Die Jobwelt der Zukunft: Spaß contra Einsamkeit

30. Januar 2008
Christiane Pütter ist Journalistin aus München. Sie schreibt über IT, Business und Wissenschaft. Zu ihren Auftraggebern zählen neben CIO und Computerwoche mehrere Corporate-Publishing-Magazine, vor allem im Bereich Banken/Versicherungen.
Zu Hause, im Büro, in Bahn und Flugzeug: Der Trend geht unbestritten zum multi-mobilen Arbeitsplatz. Das ist gut, weil flexibel - und gleichzeitig schlecht für die Karriere, wie vier von zehn Arbeitnehmern befürchten. Und manch einer fühlt sich gar einsam. Das geht aus einer Studie von Johnson Controls hervor.
Studienleiterin Dr. Marie Puybaraud, Director Facilities Innovation bei Johnson Controls Global Workplace Solution
Studienleiterin Dr. Marie Puybaraud, Director Facilities Innovation bei Johnson Controls Global Workplace Solution

Die Entwicklung ist eindeutig: 70 Prozent der Befragten geben an, flexibles Arbeiten liege im Trend. Und das ist für sechs von zehn Studienteilnehmern nicht bloß blanke Theorie, stufen sie sich mit einer Kombination aus Büro-, Heim- und Telearbeit doch selbst als Multi-Mobility-Worker ein.

Das Büro ist dennoch unverzichtbar. 86 Prozent sehen dort den wichtigsten Ort für Meetings, den Erfahrungsaustausch und die Zusammenarbeit mit den Kollegen. Das scheint auch nötig, geben immerhin 45 Prozent der Tele-Arbeiter zu, sich durch die räumliche Trennung von den Kollegen einsam zu fühlen.
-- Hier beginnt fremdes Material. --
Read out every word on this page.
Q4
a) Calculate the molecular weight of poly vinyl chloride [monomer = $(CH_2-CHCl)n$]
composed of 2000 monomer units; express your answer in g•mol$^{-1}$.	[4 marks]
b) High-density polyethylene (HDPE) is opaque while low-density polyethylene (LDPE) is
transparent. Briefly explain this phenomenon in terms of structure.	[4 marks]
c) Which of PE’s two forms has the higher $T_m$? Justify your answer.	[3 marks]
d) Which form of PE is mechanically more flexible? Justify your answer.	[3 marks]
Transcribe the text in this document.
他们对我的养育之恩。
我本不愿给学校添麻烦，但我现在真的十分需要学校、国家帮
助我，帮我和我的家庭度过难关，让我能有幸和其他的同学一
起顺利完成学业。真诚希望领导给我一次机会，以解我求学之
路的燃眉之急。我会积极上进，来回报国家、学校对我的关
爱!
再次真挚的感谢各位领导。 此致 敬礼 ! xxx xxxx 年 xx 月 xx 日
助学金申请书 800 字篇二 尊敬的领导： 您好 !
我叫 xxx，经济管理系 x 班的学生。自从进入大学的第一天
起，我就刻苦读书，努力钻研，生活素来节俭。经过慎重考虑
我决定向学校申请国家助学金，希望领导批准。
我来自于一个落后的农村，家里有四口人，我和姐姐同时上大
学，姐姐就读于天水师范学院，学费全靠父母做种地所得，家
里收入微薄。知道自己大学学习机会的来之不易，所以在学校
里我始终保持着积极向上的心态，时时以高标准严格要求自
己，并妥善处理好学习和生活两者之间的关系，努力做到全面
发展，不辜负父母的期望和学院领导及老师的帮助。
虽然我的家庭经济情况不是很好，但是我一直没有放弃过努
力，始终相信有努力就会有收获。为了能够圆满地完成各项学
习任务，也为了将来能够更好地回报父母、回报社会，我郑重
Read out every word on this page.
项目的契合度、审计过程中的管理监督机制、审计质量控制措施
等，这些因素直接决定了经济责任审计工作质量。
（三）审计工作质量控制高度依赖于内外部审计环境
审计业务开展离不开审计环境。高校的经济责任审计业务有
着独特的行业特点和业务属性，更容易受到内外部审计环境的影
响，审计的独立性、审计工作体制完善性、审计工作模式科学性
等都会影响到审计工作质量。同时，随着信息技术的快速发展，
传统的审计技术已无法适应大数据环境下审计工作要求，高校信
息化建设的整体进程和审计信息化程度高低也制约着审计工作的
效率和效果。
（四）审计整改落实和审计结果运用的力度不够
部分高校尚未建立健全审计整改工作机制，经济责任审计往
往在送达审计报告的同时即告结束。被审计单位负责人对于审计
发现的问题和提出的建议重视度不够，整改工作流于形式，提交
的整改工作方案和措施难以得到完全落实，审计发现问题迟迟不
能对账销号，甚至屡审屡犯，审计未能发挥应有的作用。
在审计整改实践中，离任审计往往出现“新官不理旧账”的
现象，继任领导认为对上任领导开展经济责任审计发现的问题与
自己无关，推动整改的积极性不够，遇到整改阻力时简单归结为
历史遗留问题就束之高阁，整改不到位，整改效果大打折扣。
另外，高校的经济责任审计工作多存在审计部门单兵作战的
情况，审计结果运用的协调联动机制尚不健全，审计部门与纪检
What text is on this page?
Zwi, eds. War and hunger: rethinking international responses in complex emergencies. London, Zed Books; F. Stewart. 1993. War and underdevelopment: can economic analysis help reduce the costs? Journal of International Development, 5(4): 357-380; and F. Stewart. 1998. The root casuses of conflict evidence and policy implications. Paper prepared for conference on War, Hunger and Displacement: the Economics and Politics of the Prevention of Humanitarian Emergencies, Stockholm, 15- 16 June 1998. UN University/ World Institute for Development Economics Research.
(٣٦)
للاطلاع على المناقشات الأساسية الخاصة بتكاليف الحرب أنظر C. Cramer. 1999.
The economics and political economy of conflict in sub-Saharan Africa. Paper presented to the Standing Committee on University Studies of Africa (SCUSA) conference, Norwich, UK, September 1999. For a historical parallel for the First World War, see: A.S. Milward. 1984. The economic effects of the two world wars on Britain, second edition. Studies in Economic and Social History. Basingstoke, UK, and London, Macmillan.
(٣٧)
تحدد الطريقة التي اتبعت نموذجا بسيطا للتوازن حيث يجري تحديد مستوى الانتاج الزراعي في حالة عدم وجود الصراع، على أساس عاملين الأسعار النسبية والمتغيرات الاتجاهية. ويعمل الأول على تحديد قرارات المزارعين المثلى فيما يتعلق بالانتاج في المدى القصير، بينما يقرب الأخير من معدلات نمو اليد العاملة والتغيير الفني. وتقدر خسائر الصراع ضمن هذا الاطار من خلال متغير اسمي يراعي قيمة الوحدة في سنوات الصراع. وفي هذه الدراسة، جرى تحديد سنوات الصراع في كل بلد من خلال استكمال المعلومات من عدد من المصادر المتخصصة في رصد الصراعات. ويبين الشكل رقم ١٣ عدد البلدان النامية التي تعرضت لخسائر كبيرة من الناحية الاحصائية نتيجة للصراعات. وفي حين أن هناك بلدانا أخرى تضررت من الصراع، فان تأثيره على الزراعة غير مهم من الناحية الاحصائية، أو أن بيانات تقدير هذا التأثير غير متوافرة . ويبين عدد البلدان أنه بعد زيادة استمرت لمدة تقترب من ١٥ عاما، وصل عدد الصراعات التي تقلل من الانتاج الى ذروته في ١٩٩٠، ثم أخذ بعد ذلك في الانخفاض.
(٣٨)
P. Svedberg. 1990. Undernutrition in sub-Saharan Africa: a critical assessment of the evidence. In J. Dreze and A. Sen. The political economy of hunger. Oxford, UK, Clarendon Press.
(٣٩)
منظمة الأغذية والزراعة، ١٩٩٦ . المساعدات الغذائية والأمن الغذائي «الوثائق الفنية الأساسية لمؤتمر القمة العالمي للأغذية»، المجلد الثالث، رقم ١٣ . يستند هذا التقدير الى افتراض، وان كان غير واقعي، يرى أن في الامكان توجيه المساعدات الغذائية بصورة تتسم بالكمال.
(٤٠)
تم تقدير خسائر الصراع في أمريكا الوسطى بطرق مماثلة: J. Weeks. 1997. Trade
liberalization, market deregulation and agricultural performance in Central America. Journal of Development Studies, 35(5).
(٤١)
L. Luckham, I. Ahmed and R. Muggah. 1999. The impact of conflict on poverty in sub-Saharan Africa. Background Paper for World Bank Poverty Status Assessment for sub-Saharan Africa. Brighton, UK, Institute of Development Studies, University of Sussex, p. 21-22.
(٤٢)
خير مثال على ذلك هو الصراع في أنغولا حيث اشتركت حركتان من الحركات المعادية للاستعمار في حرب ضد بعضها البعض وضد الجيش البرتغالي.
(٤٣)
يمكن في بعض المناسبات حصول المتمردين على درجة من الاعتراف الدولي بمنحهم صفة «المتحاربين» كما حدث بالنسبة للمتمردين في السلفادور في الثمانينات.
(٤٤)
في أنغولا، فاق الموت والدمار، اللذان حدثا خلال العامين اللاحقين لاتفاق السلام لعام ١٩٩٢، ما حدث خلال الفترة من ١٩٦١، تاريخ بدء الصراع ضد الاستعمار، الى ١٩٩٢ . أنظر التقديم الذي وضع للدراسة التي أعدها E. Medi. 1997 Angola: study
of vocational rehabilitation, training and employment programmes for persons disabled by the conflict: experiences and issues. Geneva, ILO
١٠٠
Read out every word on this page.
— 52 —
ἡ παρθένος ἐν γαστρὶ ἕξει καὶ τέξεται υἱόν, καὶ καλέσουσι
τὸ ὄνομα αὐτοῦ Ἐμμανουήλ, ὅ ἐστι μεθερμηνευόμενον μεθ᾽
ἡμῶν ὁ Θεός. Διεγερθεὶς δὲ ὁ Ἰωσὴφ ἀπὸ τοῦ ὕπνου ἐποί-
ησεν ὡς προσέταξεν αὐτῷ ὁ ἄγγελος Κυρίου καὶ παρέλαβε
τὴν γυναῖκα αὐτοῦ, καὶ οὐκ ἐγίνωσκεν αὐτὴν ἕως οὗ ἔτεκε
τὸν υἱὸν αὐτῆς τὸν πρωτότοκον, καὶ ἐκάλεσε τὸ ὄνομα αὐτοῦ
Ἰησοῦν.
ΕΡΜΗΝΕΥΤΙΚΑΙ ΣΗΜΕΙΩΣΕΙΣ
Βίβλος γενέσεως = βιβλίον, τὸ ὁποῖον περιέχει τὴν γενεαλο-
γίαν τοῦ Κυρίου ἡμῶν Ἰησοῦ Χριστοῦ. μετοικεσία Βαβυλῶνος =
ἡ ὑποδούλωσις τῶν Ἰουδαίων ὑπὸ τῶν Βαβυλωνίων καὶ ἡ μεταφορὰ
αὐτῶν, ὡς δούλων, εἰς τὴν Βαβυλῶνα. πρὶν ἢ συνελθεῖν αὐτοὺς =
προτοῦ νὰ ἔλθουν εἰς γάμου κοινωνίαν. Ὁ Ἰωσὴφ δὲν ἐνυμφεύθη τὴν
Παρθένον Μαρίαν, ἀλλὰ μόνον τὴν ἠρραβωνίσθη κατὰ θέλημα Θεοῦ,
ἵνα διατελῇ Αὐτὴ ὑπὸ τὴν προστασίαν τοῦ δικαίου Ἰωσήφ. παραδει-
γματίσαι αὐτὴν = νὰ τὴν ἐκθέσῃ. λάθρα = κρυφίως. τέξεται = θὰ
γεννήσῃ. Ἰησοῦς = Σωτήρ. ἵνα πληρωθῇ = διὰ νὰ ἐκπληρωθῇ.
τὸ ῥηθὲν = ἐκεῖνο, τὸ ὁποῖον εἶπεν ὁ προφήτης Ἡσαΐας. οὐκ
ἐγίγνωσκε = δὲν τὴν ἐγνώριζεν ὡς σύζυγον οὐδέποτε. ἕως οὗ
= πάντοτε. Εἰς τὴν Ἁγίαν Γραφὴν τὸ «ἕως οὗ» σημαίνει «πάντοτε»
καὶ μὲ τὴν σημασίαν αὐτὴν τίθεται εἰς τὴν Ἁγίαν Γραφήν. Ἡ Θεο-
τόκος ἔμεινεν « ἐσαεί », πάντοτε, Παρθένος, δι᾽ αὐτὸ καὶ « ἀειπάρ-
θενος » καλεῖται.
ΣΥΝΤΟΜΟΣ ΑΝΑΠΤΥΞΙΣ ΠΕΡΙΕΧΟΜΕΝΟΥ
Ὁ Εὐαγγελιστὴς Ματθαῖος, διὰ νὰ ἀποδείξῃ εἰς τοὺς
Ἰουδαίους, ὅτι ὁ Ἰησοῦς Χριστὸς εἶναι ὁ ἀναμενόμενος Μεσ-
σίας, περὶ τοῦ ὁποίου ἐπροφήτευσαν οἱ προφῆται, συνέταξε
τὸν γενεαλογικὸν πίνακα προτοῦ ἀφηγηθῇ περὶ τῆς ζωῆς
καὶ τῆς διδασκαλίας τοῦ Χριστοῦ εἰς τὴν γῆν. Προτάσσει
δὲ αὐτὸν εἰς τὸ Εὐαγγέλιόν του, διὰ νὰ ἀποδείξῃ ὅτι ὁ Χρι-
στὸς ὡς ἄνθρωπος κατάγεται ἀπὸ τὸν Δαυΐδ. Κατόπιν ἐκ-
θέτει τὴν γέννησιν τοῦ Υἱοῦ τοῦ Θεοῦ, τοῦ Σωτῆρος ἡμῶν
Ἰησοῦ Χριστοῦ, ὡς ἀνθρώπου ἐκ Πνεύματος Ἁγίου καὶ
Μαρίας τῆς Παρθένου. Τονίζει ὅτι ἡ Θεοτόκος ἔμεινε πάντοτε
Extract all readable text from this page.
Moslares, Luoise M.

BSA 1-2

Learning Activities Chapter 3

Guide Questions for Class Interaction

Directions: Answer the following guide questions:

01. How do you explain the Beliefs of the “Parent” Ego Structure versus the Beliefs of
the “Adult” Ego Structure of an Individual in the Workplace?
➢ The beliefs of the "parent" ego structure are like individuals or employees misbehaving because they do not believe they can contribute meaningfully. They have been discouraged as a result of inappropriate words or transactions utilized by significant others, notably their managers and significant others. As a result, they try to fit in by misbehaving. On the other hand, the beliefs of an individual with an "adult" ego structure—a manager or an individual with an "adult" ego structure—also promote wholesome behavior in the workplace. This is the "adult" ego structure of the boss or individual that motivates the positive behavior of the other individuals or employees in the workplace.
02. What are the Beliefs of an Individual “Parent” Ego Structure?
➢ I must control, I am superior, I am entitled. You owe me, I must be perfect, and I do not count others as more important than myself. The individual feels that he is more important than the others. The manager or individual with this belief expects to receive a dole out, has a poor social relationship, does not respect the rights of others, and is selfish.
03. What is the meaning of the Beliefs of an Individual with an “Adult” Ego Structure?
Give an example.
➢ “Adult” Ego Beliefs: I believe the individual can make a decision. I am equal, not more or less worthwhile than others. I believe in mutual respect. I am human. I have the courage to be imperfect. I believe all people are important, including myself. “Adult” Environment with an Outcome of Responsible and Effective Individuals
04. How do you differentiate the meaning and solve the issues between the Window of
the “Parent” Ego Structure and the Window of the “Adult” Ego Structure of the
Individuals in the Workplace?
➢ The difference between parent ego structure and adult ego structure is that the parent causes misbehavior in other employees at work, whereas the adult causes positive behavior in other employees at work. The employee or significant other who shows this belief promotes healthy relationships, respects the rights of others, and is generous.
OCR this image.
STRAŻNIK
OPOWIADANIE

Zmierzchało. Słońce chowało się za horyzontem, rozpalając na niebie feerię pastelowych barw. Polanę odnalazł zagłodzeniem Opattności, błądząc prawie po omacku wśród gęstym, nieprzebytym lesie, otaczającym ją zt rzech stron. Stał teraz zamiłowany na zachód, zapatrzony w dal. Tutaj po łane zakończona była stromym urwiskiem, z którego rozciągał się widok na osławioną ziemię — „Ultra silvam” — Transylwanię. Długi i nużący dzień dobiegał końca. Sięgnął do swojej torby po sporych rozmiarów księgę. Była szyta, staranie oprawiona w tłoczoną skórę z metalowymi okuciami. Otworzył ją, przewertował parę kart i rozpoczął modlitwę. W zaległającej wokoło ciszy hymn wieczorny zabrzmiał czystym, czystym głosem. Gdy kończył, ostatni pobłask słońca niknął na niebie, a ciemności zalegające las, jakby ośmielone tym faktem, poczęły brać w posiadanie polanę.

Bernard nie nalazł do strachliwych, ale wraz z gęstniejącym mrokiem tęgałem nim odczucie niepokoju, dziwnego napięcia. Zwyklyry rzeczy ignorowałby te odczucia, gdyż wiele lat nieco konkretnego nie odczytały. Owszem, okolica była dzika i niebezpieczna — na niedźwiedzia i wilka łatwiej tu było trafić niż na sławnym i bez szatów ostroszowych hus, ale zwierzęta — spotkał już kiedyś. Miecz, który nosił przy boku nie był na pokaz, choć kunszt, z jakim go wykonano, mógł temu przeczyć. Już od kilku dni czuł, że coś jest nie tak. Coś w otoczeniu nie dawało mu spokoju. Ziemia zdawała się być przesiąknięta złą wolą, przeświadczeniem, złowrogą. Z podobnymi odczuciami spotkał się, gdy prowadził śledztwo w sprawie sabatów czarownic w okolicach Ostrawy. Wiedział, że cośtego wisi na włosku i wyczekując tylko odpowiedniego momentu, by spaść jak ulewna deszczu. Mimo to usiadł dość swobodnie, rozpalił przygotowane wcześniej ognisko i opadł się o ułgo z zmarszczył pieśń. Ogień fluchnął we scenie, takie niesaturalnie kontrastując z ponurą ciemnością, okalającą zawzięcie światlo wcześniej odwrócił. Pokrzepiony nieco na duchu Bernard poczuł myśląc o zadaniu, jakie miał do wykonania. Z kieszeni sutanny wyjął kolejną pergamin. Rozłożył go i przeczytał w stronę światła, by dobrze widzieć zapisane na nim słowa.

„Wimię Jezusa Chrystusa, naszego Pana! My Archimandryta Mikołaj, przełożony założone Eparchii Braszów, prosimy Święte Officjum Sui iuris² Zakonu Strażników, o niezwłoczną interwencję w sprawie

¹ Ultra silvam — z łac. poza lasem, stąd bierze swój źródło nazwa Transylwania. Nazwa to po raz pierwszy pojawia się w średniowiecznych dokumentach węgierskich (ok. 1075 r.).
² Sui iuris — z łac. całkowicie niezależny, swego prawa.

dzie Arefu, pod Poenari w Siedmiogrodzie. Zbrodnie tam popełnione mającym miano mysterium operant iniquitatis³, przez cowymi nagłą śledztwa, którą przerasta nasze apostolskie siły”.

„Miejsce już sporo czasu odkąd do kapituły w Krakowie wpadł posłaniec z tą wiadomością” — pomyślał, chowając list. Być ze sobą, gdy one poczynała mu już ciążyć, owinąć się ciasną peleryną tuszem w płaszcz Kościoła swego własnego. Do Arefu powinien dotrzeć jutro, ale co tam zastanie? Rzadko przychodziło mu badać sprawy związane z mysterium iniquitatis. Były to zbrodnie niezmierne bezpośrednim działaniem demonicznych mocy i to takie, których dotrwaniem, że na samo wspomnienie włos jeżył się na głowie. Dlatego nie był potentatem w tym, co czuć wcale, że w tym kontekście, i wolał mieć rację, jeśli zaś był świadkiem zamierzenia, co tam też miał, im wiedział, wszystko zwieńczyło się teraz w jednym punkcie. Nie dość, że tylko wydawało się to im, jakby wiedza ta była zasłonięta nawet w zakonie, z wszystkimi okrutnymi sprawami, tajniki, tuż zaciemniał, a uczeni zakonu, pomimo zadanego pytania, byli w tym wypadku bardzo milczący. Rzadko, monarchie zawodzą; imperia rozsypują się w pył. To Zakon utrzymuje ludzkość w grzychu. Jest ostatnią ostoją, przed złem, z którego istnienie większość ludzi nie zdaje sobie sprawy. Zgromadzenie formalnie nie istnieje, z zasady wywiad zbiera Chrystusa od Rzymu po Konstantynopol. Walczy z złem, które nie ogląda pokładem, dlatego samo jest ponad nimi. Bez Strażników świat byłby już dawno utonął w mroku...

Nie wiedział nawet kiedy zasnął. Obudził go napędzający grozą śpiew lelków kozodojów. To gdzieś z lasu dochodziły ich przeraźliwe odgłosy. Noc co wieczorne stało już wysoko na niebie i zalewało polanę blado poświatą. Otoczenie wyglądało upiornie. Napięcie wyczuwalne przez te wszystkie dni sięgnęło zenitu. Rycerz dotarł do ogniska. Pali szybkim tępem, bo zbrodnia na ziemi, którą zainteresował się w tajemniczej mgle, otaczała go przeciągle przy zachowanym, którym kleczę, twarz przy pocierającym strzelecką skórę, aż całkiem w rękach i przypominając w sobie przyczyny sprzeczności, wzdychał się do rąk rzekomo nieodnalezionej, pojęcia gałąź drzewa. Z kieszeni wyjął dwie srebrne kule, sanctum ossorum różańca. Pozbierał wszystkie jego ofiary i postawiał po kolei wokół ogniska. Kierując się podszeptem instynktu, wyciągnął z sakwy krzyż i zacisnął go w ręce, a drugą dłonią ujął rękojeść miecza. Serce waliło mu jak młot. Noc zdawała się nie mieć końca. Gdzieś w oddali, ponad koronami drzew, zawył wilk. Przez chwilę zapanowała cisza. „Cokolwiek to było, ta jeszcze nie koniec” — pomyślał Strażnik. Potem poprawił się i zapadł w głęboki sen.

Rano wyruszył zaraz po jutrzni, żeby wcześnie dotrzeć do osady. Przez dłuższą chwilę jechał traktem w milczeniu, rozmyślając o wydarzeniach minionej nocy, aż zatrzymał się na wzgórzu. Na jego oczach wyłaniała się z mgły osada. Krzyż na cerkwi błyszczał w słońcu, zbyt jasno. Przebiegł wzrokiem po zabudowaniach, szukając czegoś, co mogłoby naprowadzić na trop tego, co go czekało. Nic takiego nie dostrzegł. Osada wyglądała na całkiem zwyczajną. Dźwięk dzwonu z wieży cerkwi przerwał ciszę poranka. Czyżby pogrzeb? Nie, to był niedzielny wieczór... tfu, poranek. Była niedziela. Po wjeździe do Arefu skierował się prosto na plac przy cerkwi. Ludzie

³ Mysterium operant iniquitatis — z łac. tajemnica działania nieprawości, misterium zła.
Die Einschätzungen sind in diesem Punkt widersprüchlich. So erklären zwei Drittel der Befragten, die Beziehung zum Chef habe sich durch flexibles Arbeiten verbessert - andererseits beklagen 30 Prozent, ihr Vorgesetzter könne die außerbetriebliche Arbeitsumgebung und ihre Arbeitsweise nicht einschätzen. 40 Prozent der Heimarbeiter glauben denn auch, dass ihre Chancen auf Beförderung sinken. Zugleich versichern aber 70 Prozent der Befragten, sie könnten sich vorstellen, überall zu arbeiten.

Mehr als siebzig Prozent der flexiblen Mitarbeiter führen jedoch an, ihnen fehlten Unterstützung und Support. Und wie das Problem der IT-Sicherheit zu lösen sein soll, wird in der Studie nicht behandelt.